PF quer explicações de Cid por “lacunas” em delação; ex-auxiliar de Bolsonaro pode perder benefícios
Ajudante de ordens do então presidente Jair Bolsonaro (PL), o tenente-coronel Mauro Cid corre o risco de perder os benefícios da delação premiada firmada com a Polícia Federal (PF), após terem sido constatadas lacunas na colaboração durante as investigações sobre a tentativa de golpe de Estado, disseram à Reuters duas fontes da corporação com conhecimento do caso.
Um dos buracos na delação é que Cid não relatou ter oferecido R$ 100 mil a um militar para ajudar na ida de pessoas à Brasília, para protestar contra o resultado das eleições, em novembro de 2022, segundo as fontes. A PF descobriu a oferta de recursos quando teve acesso à troca de mensagens de Cid com o militar.
Segundo a polícia, há indícios de que esses recursos poderiam ser usados também para custear o emprego de uma força militar especial para dar um golpe contra o então presidente eleito, Luiz Inácio Lula da Silva (PT), de forma a manter Bolsonaro no poder.
Outro fato não revelado pelo ex-ajudante de ordens de Bolsonaro, conforme as duas fontes, foi o vídeo, encontrado pela PF nos arquivos de Cid, de uma reunião ministerial em julho de 2022, em que Bolsonaro cobrou que seus auxiliares diretos agissem antes das eleições de outubro e propôs elaborar uma nota conjunta com a Ordem dos Advogados do Brasil (OAB), em uma tentativa para angariar credibilidade a questionamentos infundados sobre fraude nas urnas eletrônicas.
“Tem muita coisa que apareceu na investigação que o Cid não tinha apresentado e vamos atrás disso”, disse essa fonte. “Se ele não esclarecer esses pontos e outros, o colaborador poderá sim perder os benefícios”, reforçou outra fonte do alto comando da PF. Ele disse também que, em breve, Cid será convocado a depor para explicar as “várias” lacunas do caso.
Procurado, o advogado do ex-ajudante de ordens, Cézar Bittencourt, não respondeu de imediato a pedido de comentário. Em entrevista à Folha de S.Paulo, após a operação da PF na semana passada, o defensor disse que foi erro da PF não ter perguntado tudo que queria saber a Cid.
“Quem tem de perguntar são as autoridades. Se você quer saber, eles fazem um rol de perguntas, centenas delas. Por horas e horas, lá, dando depoimentos. Eu vou lembrar? Vou ter que lembrar de detalhes de uma coisa?”, questionou Bittencourt. “Quem tem que lembrar é quem investiga. Chama-se investigação. Eles investigam. Se alguém errou, falhou, foram eles”.

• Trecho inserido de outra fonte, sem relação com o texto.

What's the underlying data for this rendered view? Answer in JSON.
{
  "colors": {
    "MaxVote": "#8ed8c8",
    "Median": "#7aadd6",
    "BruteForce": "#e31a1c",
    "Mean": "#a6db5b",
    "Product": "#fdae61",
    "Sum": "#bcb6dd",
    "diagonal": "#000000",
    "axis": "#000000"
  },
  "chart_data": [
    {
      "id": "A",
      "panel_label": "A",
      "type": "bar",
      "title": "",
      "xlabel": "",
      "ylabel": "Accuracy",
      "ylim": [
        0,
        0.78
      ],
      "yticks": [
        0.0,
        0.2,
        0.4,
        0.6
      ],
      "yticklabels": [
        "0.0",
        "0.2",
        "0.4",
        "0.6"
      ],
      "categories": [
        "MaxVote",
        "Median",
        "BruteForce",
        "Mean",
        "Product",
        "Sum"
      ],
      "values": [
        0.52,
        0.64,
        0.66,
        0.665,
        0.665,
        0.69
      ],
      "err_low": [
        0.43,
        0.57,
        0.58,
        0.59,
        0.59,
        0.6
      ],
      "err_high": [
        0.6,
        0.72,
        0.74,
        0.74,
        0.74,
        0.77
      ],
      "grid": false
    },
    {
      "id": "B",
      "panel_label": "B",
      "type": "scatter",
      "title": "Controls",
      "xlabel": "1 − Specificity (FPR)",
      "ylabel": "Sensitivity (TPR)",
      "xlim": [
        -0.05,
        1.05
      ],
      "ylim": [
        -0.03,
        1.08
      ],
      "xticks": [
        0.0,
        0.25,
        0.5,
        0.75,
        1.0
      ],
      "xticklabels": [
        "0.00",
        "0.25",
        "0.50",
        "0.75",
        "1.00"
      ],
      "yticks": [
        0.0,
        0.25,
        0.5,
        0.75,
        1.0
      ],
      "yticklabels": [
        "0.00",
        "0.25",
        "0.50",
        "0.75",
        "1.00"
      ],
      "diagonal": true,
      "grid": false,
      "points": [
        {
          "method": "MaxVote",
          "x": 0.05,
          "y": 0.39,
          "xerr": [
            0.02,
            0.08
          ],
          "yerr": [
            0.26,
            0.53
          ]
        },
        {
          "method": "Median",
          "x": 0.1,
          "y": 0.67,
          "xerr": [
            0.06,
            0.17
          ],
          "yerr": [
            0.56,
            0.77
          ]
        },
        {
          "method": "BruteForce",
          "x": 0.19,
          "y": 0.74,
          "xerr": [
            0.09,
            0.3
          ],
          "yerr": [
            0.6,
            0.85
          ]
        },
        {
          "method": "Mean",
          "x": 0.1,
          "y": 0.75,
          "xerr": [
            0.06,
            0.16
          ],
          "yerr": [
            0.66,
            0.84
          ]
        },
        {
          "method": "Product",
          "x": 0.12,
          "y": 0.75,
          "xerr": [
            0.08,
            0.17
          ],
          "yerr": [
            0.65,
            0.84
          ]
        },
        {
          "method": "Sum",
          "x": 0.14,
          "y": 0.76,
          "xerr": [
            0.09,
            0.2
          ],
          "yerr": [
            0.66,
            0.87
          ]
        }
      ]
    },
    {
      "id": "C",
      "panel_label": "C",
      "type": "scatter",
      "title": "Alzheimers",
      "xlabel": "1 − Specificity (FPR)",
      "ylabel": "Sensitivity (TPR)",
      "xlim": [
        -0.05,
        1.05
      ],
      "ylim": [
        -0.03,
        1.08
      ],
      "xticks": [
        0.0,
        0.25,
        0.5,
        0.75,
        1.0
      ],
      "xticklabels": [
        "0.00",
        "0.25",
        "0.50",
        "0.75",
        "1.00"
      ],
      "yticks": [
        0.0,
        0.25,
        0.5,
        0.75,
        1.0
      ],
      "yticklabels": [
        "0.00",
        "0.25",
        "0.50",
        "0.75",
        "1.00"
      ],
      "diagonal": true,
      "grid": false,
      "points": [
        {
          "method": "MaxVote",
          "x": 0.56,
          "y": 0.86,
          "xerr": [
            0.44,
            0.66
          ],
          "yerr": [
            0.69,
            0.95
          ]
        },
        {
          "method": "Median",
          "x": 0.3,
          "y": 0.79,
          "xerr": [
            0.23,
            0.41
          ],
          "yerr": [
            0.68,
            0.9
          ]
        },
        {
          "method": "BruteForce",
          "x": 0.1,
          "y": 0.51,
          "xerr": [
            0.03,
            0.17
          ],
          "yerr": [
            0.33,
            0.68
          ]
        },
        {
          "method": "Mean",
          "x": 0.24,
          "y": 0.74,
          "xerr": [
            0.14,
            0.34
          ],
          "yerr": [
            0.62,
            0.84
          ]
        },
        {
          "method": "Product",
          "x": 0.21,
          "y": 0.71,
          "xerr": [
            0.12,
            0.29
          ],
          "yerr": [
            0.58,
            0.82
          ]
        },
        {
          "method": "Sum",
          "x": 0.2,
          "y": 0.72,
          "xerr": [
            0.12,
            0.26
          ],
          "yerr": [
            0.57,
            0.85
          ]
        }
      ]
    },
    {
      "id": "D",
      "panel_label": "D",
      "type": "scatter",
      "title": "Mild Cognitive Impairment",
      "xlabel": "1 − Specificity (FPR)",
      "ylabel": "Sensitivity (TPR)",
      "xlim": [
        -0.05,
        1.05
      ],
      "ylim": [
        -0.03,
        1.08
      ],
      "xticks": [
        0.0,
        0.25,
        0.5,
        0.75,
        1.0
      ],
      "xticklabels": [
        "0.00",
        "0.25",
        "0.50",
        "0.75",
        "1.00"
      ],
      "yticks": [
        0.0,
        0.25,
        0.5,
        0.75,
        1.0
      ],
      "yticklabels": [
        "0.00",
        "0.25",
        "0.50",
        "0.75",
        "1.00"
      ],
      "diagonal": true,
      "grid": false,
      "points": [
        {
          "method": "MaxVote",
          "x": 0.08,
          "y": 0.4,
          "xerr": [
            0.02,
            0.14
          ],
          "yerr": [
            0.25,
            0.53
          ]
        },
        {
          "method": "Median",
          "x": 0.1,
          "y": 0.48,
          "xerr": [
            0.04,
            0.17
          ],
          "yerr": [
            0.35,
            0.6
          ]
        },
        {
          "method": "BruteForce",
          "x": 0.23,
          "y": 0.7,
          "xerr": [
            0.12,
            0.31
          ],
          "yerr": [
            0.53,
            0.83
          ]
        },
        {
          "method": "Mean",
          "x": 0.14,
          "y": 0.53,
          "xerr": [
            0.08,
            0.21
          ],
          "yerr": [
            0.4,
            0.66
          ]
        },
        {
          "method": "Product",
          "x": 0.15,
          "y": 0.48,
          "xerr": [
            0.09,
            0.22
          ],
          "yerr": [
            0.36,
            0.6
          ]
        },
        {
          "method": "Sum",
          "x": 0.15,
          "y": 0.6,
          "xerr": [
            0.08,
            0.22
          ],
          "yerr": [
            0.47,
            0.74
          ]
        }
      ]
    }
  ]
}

Sobre o vídeo da reunião de Bolsonaro com ministros, uma das fontes da PF disse que houve acesso ao material a partir de um e-mail vinculado a Cid. A corporação, conforme a fonte, não sabe se foi ele próprio quem acessou ou se alguém se valeu da senha dele.
Uma versão editada do vídeo, com a supressão de trechos polêmicos da fala de Bolsonaro e auxiliares, chegou a ser veiculada nas redes sociais e foi usada por bolsonaristas para minimizar as declarações do então presidente.
Delação premiada
O ex-auxiliar de Bolsonaro foi preso em maio do ano passado, durante uma operação da PF que investigava fraudes na carteira de vacinação do ex-presidente e de aliados. Após prestar três depoimentos, Cid fechou um acordo de delação com a polícia. A colaboração foi homologada pelo ministro do Supremo Tribunal Federal (STF) Alexandre de Moraes em setembro.
O militar foi então colocado em liberdade provisória por Moraes, que impôs uma série de condicionantes, como uso de tornozeleira eletrônica e se apresentar semanalmente à Justiça.
Ao final do processo, se a colaboração de Cid for julgada adequada, ele poderá ter uma redução ou até mesmo extinção da pena, mas o benefício dependerá da avaliação da Justiça, com base na opinião dos investigadores, de quanto sua contribuição ajudou de fato.
Segundo uma das fontes da PF, a delação de Cid ajudou, mas não foi essencial, para a operação deflagrada neste mês. A corporação cumpriu mandados de busca e apreensão contra Bolsonaro e quatro ex-ministros de seu governo por suspeita de tentativa de golpe de Estado.